L'incremento della domanda in Asia-Pacifico degli ultimi venti anni è stato assorbito, per la maggior parte, dai produttori mediorientali e il ricorso al petrolio della regione continuerà ad aumentare. Forse la sfida più importante arriverà dall'interno.
La maggior parte degli analisti del settore e del mercato del petrolio non ha saputo prevedere l'entità della rivoluzione introdotta dal tight oil, ma non è tutto: ora che il vento sembra essere cambiato, le aspettative in merito all'impatto del tight oil sulle dinamiche di fornitura globali appaiono, al contrario, eccessive.
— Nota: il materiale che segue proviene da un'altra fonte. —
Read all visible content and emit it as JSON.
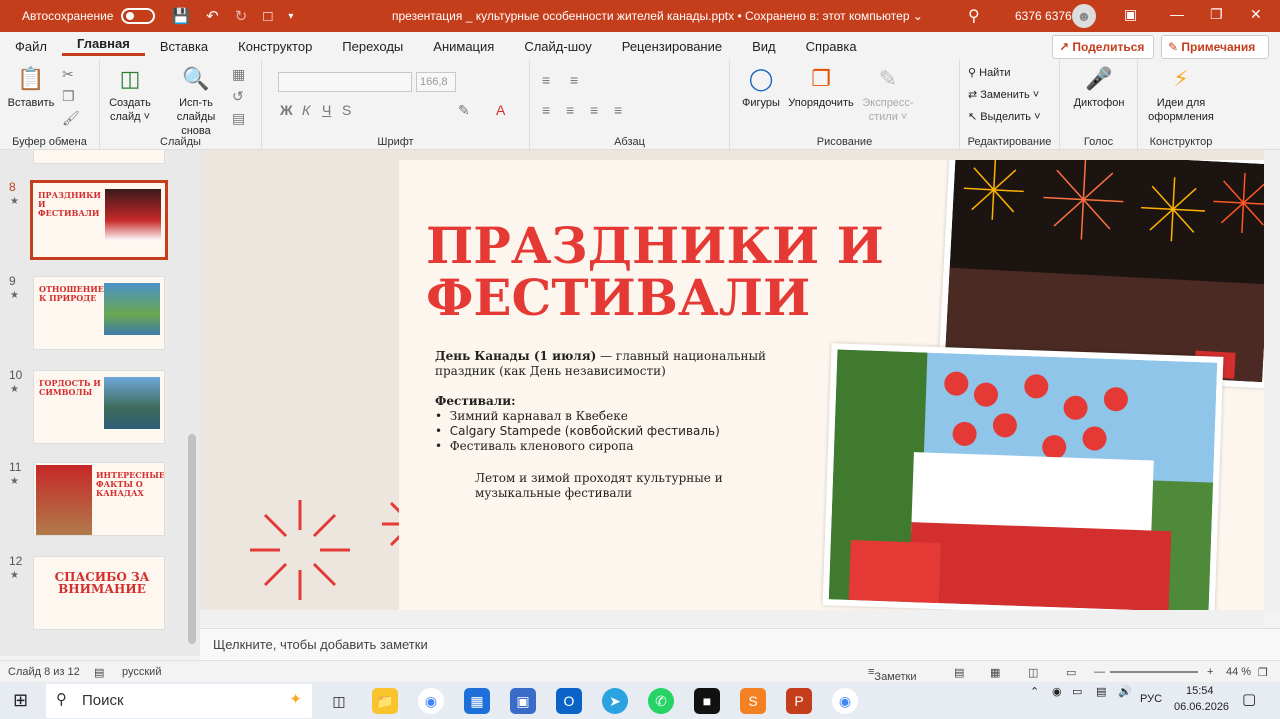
{
  "titlebar": {
    "autosave_label": "Автосохранение",
    "doc_title": "презентация _ культурные особенности жителей канады.pptx  •  Сохранено в: этот компьютер  ⌄",
    "user_name": "6376 6376"
  },
  "menu": {
    "tabs": [
      "Файл",
      "Главная",
      "Вставка",
      "Конструктор",
      "Переходы",
      "Анимация",
      "Слайд-шоу",
      "Рецензирование",
      "Вид",
      "Справка"
    ],
    "share": "Поделиться",
    "comments": "Примечания"
  },
  "ribbon": {
    "paste": "Вставить",
    "new_slide": "Создать слайд ˅",
    "reuse_slides": "Исп-ть слайды снова",
    "font_size": "166,8",
    "shapes": "Фигуры",
    "arrange": "Упорядочить",
    "quick_styles": "Экспресс-стили ˅",
    "find": "Найти",
    "replace": "Заменить ˅",
    "select": "Выделить ˅",
    "dictate": "Диктофон",
    "designer": "Идеи для оформления",
    "groups": {
      "clipboard": "Буфер обмена",
      "slides": "Слайды",
      "font": "Шрифт",
      "paragraph": "Абзац",
      "drawing": "Рисование",
      "editing": "Редактирование",
      "voice": "Голос",
      "designer": "Конструктор"
    }
  },
  "thumbnails": [
    {
      "num": "8",
      "title": "ПРАЗДНИКИ И ФЕСТИВАЛИ",
      "active": true
    },
    {
      "num": "9",
      "title": "ОТНОШЕНИЕ К ПРИРОДЕ",
      "active": false
    },
    {
      "num": "10",
      "title": "ГОРДОСТЬ И СИМВОЛЫ",
      "active": false
    },
    {
      "num": "11",
      "title": "ИНТЕРЕСНЫЕ ФАКТЫ О КАНАДАХ",
      "active": false
    },
    {
      "num": "12",
      "title": "СПАСИБО ЗА ВНИМАНИЕ",
      "active": false
    }
  ],
  "slide": {
    "title_line1": "ПРАЗДНИКИ И",
    "title_line2": "ФЕСТИВАЛИ",
    "day_bold": "День Канады (1 июля)",
    "day_rest": " — главный национальный",
    "day_line2": "праздник (как День независимости)",
    "festivals_heading": "Фестивали:",
    "festivals": [
      "Зимний карнавал в Квебеке",
      "Calgary Stampede (ковбойский фестиваль)",
      "Фестиваль кленового сиропа"
    ],
    "summary_line1": "Летом и зимой проходят культурные и",
    "summary_line2": "музыкальные фестивали"
  },
  "notes_placeholder": "Щелкните, чтобы добавить заметки",
  "status": {
    "slide_counter": "Слайд 8 из 12",
    "language": "русский",
    "notes_button": "Заметки",
    "zoom": "44 %"
  },
  "taskbar": {
    "search": "Поиск",
    "language": "РУС",
    "time": "15:54",
    "date": "06.06.2026"
  },
  "colors": {
    "accent": "#c43e1c",
    "slide_title": "#e53935"
  }
}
Ad esempio, qualcuno ci ha messi in guardia sul rischio "che il mondo stia andando verso uno shock dei prezzi petroliferi", descrivendo la situazione attuale come "molto simile al periodo 1981-86, che culminò nel collasso dei prezzi del 1986", mentre altri sostengono che "il crescente surplus continentale di idrocarburi indica che il Nord America potrebbe diventare il nuovo Medio Oriente nel giro di un decennio". Tuttavia, contrariamente alle teorie secondo cui l'abbondanza di tight oil avrebbe creato un surplus dell'offerta di greggio o di prodotti raffinati o avrebbe causato un netto calo dei prezzi del petrolio, finora questo non è successo.